Fully dense nanocomposite magnets containing hard R 2Fe 14B and soft α-Fe phases were produced from both melt-spun and mechanically milled alloys by hot pressing and subsequent die upsetting. Although R-lean R–Fe–B alloys that do not contain the grain-boundary R-rich phase are known not to be susceptible to texture development by means of die upsetting, we found that small additions of Cu make the texturing possible. The resulting microstructure of oriented platelet grains is similar to that of the R-rich die-upset magnets. Properties of the Cu-containing R 2Fe 14B/α-Fe die-upset magnets can be further improved by adding Ga. The anisotropic Pr 12Fe 80Cu 1Ga 1B 6 magnet made from mechanically milled alloy and containing 17.2 wt% α-Fe had a remanence of 13 kG and a maximum energy product of 23.4 MG Oe. The Pr 11.25Fe 80.75Cu 1Ga 1B 6 magnet made from melt-spun alloy and containing 16.2 wt% α-Fe had a maximum energy product of 19.9 MG Oe.
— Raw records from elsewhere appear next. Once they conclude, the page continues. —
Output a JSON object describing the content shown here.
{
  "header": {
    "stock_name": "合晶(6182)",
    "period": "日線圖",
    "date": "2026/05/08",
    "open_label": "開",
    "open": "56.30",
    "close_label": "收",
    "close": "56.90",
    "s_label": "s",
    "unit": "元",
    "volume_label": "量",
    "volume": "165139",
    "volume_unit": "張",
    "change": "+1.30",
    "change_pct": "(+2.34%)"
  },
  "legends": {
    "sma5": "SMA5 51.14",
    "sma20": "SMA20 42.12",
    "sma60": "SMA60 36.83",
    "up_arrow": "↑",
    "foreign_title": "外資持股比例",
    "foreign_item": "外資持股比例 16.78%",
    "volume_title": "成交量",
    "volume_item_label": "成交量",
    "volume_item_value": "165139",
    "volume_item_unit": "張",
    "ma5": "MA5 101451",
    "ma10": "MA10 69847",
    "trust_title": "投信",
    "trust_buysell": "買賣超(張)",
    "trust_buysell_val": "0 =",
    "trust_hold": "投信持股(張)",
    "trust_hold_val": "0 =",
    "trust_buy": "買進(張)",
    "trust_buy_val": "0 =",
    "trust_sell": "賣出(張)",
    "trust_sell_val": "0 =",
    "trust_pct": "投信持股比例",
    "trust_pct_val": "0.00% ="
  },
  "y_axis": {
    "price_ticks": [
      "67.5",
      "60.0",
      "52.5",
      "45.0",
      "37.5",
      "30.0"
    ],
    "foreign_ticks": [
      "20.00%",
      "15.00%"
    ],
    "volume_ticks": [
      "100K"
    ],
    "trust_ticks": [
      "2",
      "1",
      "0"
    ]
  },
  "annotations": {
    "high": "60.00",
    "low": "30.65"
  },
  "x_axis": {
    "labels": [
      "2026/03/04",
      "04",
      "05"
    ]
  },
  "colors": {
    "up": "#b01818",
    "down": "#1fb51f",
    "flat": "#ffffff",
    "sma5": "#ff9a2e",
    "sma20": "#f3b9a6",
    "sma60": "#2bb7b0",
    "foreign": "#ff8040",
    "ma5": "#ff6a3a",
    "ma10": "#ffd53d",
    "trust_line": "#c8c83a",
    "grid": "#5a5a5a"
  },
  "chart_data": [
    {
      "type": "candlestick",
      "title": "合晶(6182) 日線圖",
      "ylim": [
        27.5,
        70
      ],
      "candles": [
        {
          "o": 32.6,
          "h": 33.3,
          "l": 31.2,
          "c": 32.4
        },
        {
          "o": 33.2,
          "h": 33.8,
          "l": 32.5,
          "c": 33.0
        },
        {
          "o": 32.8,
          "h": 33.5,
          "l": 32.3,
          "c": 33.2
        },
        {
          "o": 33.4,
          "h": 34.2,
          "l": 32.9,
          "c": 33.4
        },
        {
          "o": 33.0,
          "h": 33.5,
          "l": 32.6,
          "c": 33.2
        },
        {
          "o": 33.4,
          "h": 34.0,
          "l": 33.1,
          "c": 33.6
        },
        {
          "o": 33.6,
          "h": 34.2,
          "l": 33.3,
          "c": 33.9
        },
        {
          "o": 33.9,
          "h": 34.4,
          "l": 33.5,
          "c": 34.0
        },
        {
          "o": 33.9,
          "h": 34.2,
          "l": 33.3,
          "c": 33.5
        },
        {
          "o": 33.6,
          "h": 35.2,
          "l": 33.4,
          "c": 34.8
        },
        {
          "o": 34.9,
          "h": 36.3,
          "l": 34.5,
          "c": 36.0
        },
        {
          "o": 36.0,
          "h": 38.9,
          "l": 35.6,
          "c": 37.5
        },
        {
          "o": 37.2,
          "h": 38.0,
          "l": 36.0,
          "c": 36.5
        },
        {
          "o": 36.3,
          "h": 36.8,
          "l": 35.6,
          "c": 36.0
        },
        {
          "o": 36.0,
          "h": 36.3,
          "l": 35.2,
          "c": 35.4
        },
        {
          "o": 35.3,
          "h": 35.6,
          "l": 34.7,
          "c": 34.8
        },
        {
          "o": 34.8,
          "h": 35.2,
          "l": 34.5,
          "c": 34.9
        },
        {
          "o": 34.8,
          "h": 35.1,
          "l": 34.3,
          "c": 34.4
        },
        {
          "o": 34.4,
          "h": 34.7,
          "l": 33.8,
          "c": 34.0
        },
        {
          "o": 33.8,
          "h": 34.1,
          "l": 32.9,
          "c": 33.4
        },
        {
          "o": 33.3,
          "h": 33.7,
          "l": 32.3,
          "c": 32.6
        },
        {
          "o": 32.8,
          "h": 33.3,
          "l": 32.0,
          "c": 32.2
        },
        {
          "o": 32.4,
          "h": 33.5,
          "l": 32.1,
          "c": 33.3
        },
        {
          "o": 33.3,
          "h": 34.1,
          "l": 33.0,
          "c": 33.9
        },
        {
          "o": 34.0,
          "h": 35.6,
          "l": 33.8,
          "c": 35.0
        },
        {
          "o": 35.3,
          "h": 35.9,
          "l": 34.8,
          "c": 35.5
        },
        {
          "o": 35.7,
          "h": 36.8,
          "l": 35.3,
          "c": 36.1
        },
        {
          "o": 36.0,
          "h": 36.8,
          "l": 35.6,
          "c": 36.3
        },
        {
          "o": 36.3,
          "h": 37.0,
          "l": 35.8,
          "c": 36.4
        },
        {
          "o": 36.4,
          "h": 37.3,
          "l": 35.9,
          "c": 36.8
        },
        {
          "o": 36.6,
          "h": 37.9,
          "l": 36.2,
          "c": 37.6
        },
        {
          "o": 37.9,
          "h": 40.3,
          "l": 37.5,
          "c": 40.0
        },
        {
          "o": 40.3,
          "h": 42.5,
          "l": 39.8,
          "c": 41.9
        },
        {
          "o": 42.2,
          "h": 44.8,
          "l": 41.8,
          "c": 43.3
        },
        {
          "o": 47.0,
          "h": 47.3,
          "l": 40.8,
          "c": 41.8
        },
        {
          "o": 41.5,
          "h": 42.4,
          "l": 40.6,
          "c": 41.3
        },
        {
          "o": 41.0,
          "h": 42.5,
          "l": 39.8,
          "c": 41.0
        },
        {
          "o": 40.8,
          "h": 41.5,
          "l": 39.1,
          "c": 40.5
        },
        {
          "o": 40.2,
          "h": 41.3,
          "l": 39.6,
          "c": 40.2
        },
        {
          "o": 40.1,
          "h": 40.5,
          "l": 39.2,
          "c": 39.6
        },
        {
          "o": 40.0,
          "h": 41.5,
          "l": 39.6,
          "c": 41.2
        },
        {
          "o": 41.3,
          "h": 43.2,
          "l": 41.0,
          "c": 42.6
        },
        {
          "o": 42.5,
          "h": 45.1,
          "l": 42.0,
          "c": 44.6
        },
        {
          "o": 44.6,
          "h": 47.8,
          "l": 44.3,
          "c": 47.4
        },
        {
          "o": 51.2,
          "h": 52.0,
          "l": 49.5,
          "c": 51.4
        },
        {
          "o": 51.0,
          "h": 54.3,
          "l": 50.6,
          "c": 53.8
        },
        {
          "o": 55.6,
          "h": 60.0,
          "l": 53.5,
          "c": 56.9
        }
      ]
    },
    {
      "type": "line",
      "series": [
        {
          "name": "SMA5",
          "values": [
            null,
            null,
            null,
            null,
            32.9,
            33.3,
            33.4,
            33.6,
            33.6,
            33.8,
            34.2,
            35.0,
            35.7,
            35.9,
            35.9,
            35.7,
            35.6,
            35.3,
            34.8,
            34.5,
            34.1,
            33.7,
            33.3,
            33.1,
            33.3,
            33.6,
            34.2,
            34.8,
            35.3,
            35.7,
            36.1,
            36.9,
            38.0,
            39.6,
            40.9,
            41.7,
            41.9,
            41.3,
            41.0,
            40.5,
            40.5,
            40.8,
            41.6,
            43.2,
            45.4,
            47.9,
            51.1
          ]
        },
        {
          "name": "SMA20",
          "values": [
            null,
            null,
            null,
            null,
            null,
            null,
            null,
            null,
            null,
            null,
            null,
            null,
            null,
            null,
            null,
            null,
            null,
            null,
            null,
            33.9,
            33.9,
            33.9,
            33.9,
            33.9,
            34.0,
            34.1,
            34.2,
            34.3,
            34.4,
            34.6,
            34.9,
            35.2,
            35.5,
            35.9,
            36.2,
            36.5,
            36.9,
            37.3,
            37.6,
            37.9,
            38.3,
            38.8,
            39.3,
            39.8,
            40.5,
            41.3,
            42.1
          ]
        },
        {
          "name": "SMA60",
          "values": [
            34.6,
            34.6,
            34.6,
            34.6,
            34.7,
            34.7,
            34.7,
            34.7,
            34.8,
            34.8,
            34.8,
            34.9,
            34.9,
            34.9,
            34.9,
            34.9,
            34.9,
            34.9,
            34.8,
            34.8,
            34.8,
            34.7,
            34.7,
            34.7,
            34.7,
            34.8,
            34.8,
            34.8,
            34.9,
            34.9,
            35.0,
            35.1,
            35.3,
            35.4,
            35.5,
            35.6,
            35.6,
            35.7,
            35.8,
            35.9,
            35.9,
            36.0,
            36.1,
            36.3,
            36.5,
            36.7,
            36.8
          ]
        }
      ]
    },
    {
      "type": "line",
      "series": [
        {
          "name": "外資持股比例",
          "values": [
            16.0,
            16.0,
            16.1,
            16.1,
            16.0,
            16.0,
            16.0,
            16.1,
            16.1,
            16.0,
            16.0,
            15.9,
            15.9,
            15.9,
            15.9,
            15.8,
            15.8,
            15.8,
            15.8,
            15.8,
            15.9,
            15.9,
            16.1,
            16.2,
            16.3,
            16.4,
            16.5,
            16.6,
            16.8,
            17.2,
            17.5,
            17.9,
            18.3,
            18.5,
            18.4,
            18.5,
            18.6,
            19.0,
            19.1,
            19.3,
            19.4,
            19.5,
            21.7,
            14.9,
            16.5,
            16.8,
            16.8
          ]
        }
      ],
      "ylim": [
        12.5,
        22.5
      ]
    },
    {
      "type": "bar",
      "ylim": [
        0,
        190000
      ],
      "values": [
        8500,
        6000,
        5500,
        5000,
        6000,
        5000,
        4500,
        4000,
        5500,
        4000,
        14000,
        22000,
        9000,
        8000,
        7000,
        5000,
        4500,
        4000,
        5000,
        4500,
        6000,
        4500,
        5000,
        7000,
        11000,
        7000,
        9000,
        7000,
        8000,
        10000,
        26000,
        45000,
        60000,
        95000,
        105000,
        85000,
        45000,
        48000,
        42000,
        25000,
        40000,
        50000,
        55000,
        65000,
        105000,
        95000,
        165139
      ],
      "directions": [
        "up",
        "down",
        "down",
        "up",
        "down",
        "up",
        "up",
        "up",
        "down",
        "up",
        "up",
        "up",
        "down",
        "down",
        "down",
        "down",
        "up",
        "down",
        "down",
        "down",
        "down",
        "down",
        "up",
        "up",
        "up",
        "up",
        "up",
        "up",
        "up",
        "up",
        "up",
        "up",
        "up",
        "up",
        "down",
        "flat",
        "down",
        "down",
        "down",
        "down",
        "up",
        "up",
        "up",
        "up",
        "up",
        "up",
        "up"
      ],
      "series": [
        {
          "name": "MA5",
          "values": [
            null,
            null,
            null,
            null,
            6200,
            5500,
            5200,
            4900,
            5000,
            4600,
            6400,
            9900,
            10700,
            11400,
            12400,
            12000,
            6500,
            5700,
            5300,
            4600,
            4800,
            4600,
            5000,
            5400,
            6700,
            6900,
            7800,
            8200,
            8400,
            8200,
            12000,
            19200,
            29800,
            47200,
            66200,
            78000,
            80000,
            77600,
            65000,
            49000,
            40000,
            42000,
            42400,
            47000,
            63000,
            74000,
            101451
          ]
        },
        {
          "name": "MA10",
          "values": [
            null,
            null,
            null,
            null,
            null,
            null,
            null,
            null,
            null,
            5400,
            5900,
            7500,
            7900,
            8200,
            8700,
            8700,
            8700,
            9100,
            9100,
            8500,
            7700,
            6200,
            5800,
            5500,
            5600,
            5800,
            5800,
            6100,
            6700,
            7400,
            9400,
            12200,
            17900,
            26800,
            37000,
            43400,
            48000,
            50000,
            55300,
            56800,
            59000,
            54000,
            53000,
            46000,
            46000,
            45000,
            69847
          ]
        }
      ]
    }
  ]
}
The low coercivity of 3–4 kOe typical for the Cu-containing R 2Fe 14B/α-Fe die-upset magnets is due to the relatively coarse α-Fe grains. The latter grains are too large for intergranular exchange interaction, but, nevertheless, they are well coupled with the R 2Fe 14B grains by a long-range magnetostatic interaction.